Lojas Cem terá 15 novas lojas em 2007
A Lojas Cem programa abrir até 15 novas lojas neste ano nas regiões Sul e Sudeste, o que significará um aumento de quase 10% na rede.
Com 159 pontos-de-venda, abrirá oito, no mínimo. A rede tem por regra
expandir-se dentro de um raio de 600 km de sua sede, localizada em Salto, no
interior de São Paulo. “Logisticamente, não é interessante abrir lojas que
distem mais do que isso do nosso depósito, pois temos um compromisso de entregar
nossos produtos em até 42 horas”, explica Valdemir Colleone, supervisor geral da
rede. “E, no momento, não pretendemos abrir outro centro de distribuição”,
ressalta.
Na visão dele, a tendência no mercado de eletros e móveis é de que
haja uma diminuição no número de competidores. “O mercado não suporta todas as
empresas que estão aí, assim como o mundo não suporta todos os seus habitantes”,
compara Colleone. “Nos próximos dois anos, uma grande empresa do ramo irá
desaparecer. Olhando os balanços, você percebe quem tem folêgo e quem não”,
arrisca. Ele fala que “existem empresas demais, para clientes de menos” e que
essa situação apenas se reverterá se a economia passar a crescer 7%. “O que é
muito difícil”, destaca.
Colleone relembra que as últimas falências de
grandes varejistas de eletros e móveis ocorreram no final da década de 1990.

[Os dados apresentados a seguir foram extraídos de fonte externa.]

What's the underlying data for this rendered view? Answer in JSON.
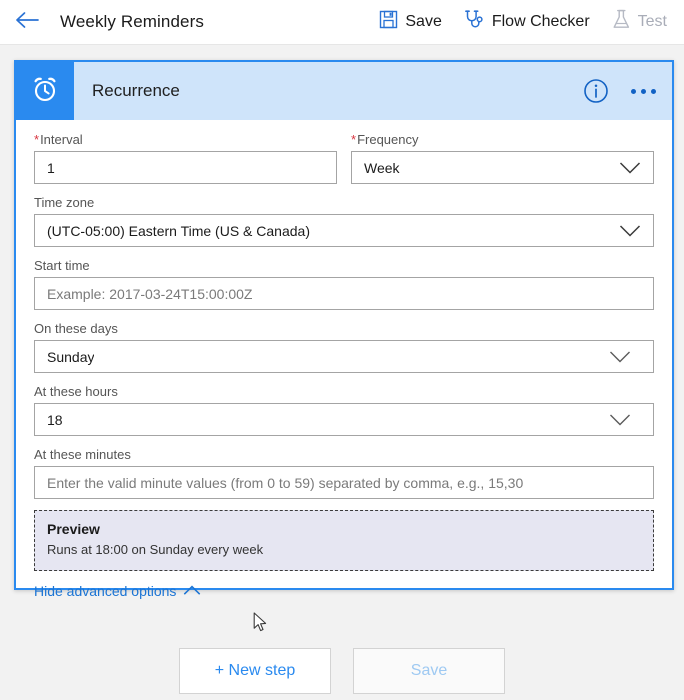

“Vimos desaparecerem importantes nomes como Arapuã, Casa Centro, Mesbla e Mappin
e, no lugar, aparecerem novos. O surgimento de novas continuará a acontecer”.
No mesmo cargo há 22 anos, o executivo entende que sempre haverá espaço para as pequenas empresas. “Elas são sempre comandadas pelo dono, o que faz o negócio funcionar. Além disso, elas têm algo que as grandes não, custo enxuto. Muitas ainda se valem da sonegação. Quando começam a crescer, entretanto, quebram”. Ele destaca que a pior situação é a das médias empresas. “Elas não têm o poder de barganha das grandes, mas têm o encargo das mesmas. Assim, fica difícil sobreviver”, explica. “Virou uma briga de gigantes. O médio só leva tapa”.
Padronização
Como todas as unidades da Lojas Cem são padronizadas tanto no tamanho, quanto no layout e mix de produtos, a empresa encontra dificuldade em abrir novos estabelecimentos. “Não é fácil conseguir pontos comerciais com 1.400 m², a preço de mercado e com a documentação em ordem”. Por filosofia, as Cem têm apenas uma loja em cada cidade, com exceção de São Paulo, onde tem sete, Curitiba e São José dos Campos, onde possui duas. “Acreditamos que com uma boa loja, e bons atendimento e mix de produtos, o consumidor vai até você”, complementa..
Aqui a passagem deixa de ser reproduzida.